At FAST, we have supported families torn apart by their loved one departing to join Daesh or getting involved in extremist activity online. But we also need to be there for the cousin, brother or friend who have been used by Daesh to radicalise each other.
How do we break through and stop somebody falling into violent activity? Daesh abuses bonds of trust. We saw that with the French terror suspect Sara Hervouet, who was arrested earlier this month for an attempted attack near Notre Dame cathedral in Paris. On two separate occasions she has been in a relationship with two known terrorists who were involved in murders. The first boyfriend stabbed a policeman and his wife to death while the second killed a priest in his church.
Her commitment to the terrorist cause was made stronger by her loyalty to those men. It makes it doubly hard to de-radicalise someone when such strong, emotional bonds are involved. But as hard as it is, there is still a way to break the spell they are under. There are skilled and caring people who can help them wake up to the enormity of the crime they are thinking of committing.
Those of us who know a loved one who is falling into the terrorist trap owe it to those people to stop them.
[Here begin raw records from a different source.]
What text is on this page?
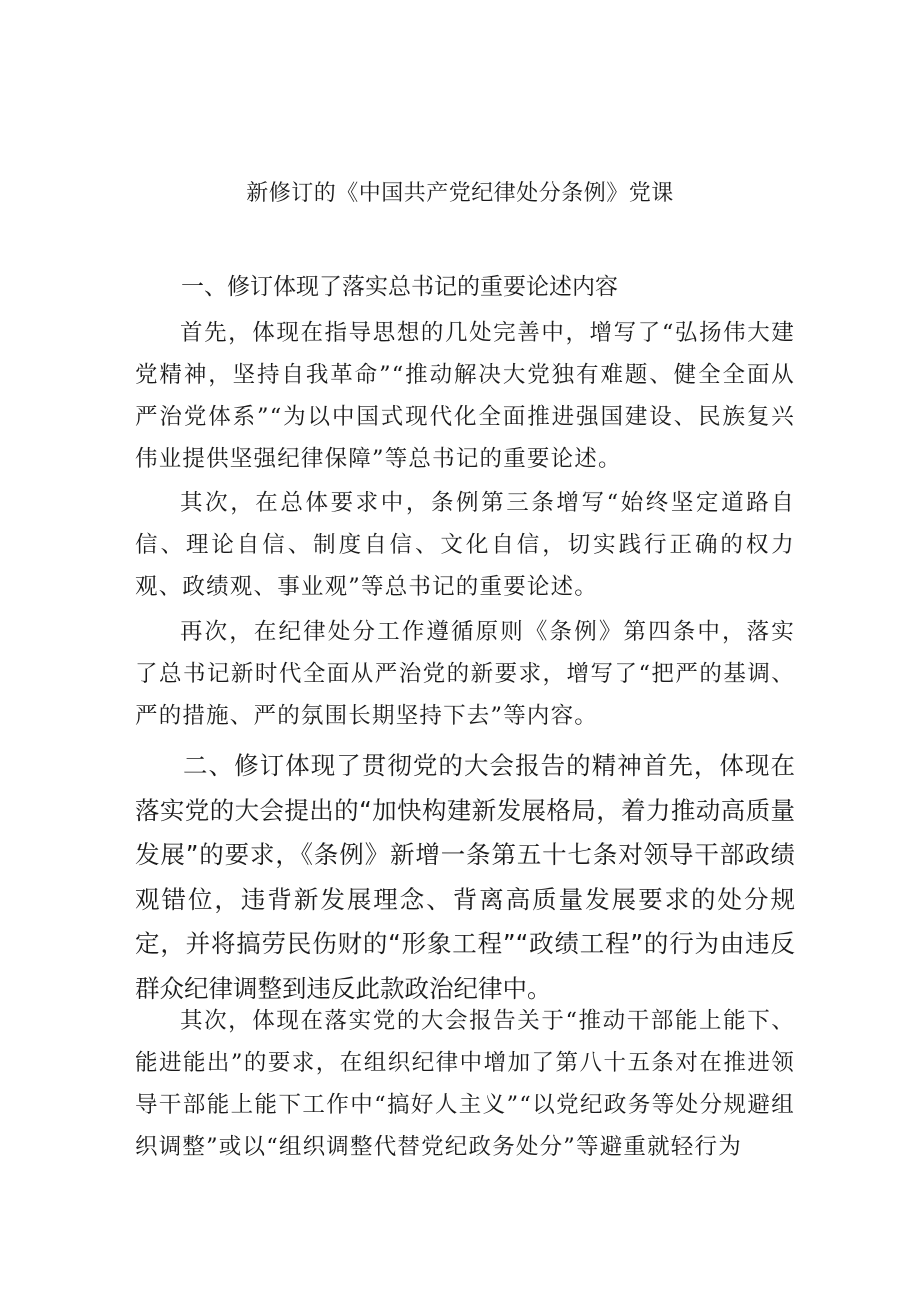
新修订的《中国共产党纪律处分条例》党课
一、修订体现了落实总书记的重要论述内容

首先，体现在指导思想的几处完善中，增写了“弘扬伟大建党精神，坚持自我革命”“推动解决大党独有难题、健全全面从严治党体系”“为以中国式现代化全面推进强国建设、民族复兴伟业提供坚强纪律保障”等总书记的重要论述。

其次，在总体要求中，条例第三条增写“始终坚定道路自信、理论自信、制度自信、文化自信，切实践行正确的权力观、政绩观、事业观”等总书记的重要论述。

再次，在纪律处分工作遵循原则《条例》第四条中，落实了总书记新时代全面从严治党的新要求，增写了“把严的基调、严的措施、严的氛围长期坚持下去”等内容。

二、修订体现了贯彻党的大会报告的精神首先，体现在落实党的大会提出的“加快构建新发展格局，着力推动高质量发展”的要求，《条例》新增一条第五十七条对领导干部政绩观错位，违背新发展理念、背离高质量发展要求的处分规定，并将搞劳民伤财的“形象工程”“政绩工程”的行为由违反群众纪律调整到违反此款政治纪律中。

其次，体现在落实党的大会报告关于“推动干部能上能下、能进能出”的要求，在组织纪律中增加了第八十五条对在推进领导干部能上能下工作中“搞好人主义”“以党纪政务等处分规避组织调整”或以“组织调整代替党纪政务处分”等避重就轻行为
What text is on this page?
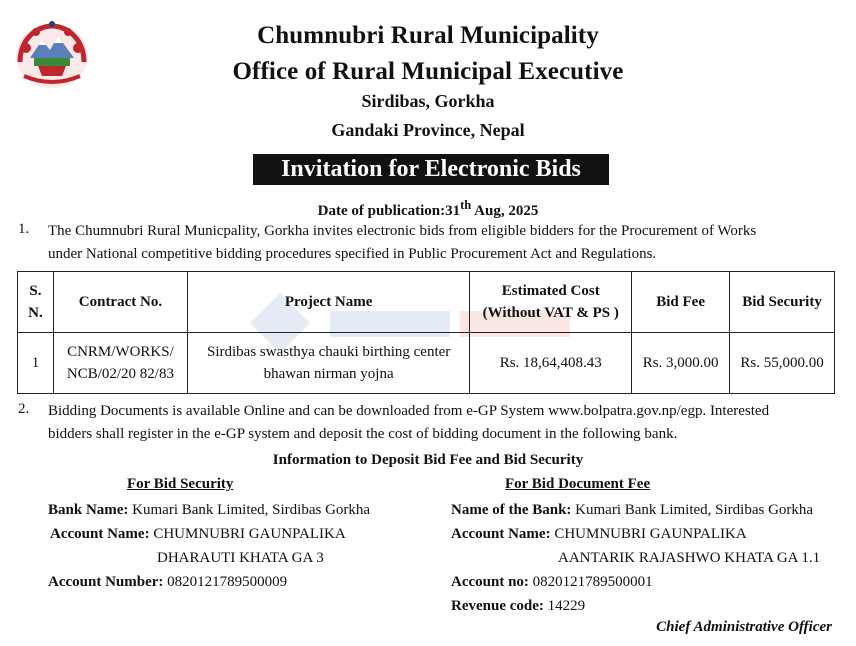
Chumnubri Rural Municipality
Office of Rural Municipal Executive
Sirdibas, Gorkha
Gandaki Province, Nepal
Invitation for Electronic Bids
Date of publication:31th Aug, 2025
1. The Chumnubri Rural Municpality, Gorkha invites electronic bids from eligible bidders for the Procurement of Works
under National competitive bidding procedures specified in Public Procurement Act and Regulations.
S. N.	Contract No.	Project Name	Estimated Cost
(Without VAT & PS )	Bid Fee	Bid Security
1	CNRM/WORKS/ NCB/02/20 82/83	Sirdibas swasthya chauki birthing center bhawan nirman yojna	Rs. 18,64,408.43	Rs. 3,000.00	Rs. 55,000.00
2. Bidding Documents is available Online and can be downloaded from e-GP System www.bolpatra.gov.np/egp. Interested
bidders shall register in the e-GP system and deposit the cost of bidding document in the following bank.
Information to Deposit Bid Fee and Bid Security
For Bid Security
Bank Name: Kumari Bank Limited, Sirdibas Gorkha
Account Name: CHUMNUBRI GAUNPALIKA
DHARAUTI KHATA GA 3
Account Number: 0820121789500009
For Bid Document Fee
Name of the Bank: Kumari Bank Limited, Sirdibas Gorkha
Account Name: CHUMNUBRI GAUNPALIKA
AANTARIK RAJASHWO KHATA GA 1.1
Account no: 0820121789500001
Revenue code: 14229
Chief Administrative Officer
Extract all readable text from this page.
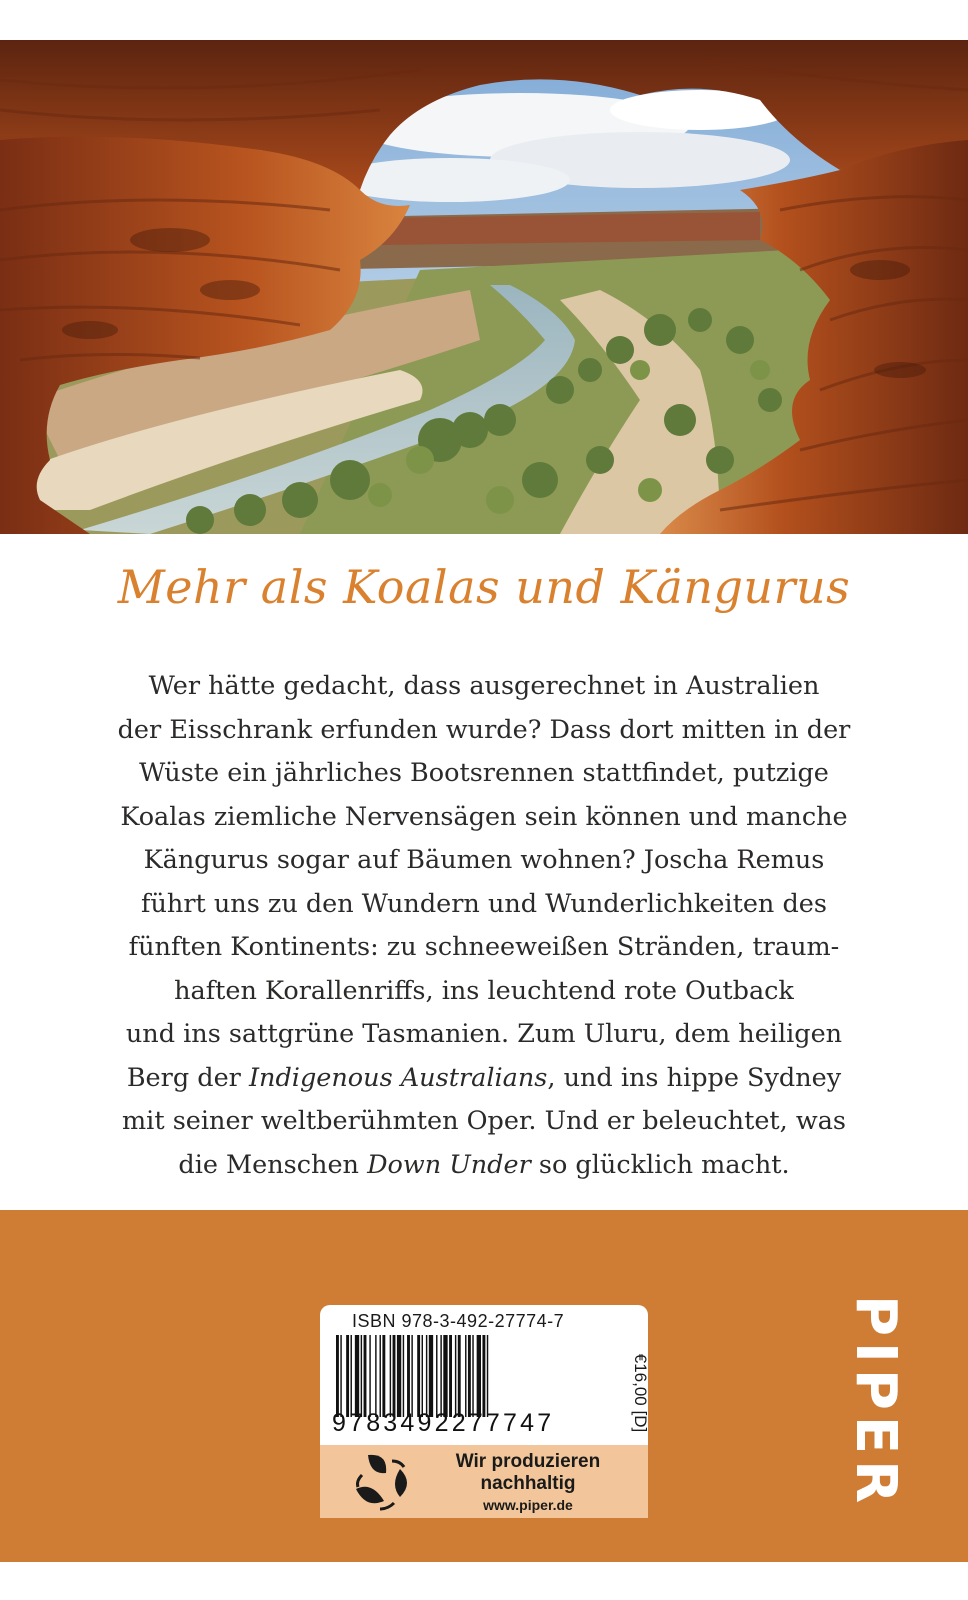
Mehr als Koalas und Kängurus
Wer hätte gedacht, dass ausgerechnet in Australien
der Eisschrank erfunden wurde? Dass dort mitten in der
Wüste ein jährliches Bootsrennen stattfindet, putzige
Koalas ziemliche Nervensägen sein können und manche
Kängurus sogar auf Bäumen wohnen? Joscha Remus
führt uns zu den Wundern und Wunderlichkeiten des
fünften Kontinents: zu schneeweißen Stränden, traum-
haften Korallenriffs, ins leuchtend rote Outback
und ins sattgrüne Tasmanien. Zum Uluru, dem heiligen
Berg der Indigenous Australians, und ins hippe Sydney
mit seiner weltberühmten Oper. Und er beleuchtet, was
die Menschen Down Under so glücklich macht.
ISBN 978-3-492-27774-7
9783492277747	€16,00 [D]
Wir produzieren
nachhaltig
www.piper.de	PIPER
It’s not an act of betrayal to tell the authorities before they do something they’ll regret. We can help you reach someone you are concerned about before they end up in prison. Surely that’s a better outcome for a family member or friend than letting them harm innocent men, women and children?
It seems that lone wolves are not so alone after all. They have accomplices and co-conspirators very close to them. That creates difficulties but also opportunities to act decisively.
All we have to do to stop mass murder is look out for each other and ask for help before it’s too late.